- É verdade - disse ela sem medo - que eu sinto falta disso tudo! Sinto mesmo. Sinto falta de você e você finge que não sabe que existe em mim. Você tá aqui - pousou levemente a mão no coração - dentro de mim e me dói. Meu Deus do céu, você me dói!
Tinha os olhos marejados de lágrimas. Ficou um tempo respirando, puxando força para dentro de si. Nunca foi covarde, mas hoje a coragem existia nela como uma rainha forte que avassala os inimigos sem piedade, sem olhar para trás. Levantou os olhos devagar, encarou-o bem: seus olhos procuravam a alma dele.
- Eu quis você. Eu desejei fazer parte de ti. Você estava naquela árvore, olhando para mim, se afastando daquela menina para que eu não pensasse que existia algo entre vocês. Você fez comparações bobas sobre sua camisa azul-marinho e a minha vermelha. Você me quis e não teve coragem de falar, de demonstrar, de tocar. Você teve medo de que o pouco que sentia por mim crescesse.
Ficou séria. Respirou fundo mais uma vez, continuou a encará-lo, mas sem lágrimas:
- Você tem medo de me olhar nos olhos! – sua voz saía firme – Você tem receio da minha presença.
Ficou olhando-o na esperança que ele dissesse algo. Lembrou do carro, das pessoas.
- Eu estava me sentindo tão nós quando te ensinei a dirigir e paramos naquela loja de conveniência. Eram os anos sessenta, né? Nos perdemos por alguns minutos e eu fiquei feliz ao saber que havia perguntado por mim. Existiam ligações entre nossas almas, ou existem, não sei. Estou perdida com toda essa história. Será tudo isso verdade, você pode me dizer?

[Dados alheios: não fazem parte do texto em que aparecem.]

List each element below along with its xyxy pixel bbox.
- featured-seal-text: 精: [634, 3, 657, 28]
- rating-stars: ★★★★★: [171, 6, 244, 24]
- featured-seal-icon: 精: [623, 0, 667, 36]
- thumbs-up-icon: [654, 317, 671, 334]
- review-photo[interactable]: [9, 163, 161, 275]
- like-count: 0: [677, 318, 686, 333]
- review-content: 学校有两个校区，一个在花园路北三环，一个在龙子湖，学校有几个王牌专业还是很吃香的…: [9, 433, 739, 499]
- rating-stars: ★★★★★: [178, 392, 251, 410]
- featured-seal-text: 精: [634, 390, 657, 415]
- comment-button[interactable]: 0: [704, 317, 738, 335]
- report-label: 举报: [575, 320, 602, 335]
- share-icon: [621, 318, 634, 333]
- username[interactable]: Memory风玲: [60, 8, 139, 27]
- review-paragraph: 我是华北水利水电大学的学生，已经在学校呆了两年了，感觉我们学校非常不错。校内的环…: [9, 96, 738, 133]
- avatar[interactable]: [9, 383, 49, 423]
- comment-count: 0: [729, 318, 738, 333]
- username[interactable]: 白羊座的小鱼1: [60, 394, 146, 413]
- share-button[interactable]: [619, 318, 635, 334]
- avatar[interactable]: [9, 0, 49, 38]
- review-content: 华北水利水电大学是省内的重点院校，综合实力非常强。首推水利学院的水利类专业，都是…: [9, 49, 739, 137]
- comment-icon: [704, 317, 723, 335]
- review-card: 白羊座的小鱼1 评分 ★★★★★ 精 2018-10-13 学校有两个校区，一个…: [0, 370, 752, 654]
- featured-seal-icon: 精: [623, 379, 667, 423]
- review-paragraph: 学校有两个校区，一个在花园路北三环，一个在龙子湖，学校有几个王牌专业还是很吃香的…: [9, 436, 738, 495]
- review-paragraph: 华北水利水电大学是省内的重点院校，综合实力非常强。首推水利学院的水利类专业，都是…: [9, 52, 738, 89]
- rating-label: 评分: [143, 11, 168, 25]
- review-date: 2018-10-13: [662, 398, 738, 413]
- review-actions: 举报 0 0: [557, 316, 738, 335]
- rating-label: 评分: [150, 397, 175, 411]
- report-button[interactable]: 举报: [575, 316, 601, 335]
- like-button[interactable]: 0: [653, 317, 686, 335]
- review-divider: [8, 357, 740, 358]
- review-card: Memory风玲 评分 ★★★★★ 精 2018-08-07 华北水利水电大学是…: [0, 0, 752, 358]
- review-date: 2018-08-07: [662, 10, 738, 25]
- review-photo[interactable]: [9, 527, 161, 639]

Ele ficou em silêncio. Estava perplexo. Totalmente sem ação. Sentia algumas dessas aproximações, mas era como se não a conhecesse conhecendo-a. Confusões brotavam em sua cabeça, bagunçavam-lhe os sentidos e sensações. Eram lembranças boas, mas não eram desse presente. Podia tomar essas lembranças como reais? Sabia que sim, que podia, mas não aceitava. Como era difícil aceitar.
- Eu sei que esteve comigo na noite passada. Não consigo lembrar, mas sei da sua presença. Você podia ter me contado, facilitaria muita coisa para nós hoje. Porém, você se prendeu mais uma vez. Embora você fugisse do assunto, eu estava lá te encorajando, e você não deixava que as palavras saíssem.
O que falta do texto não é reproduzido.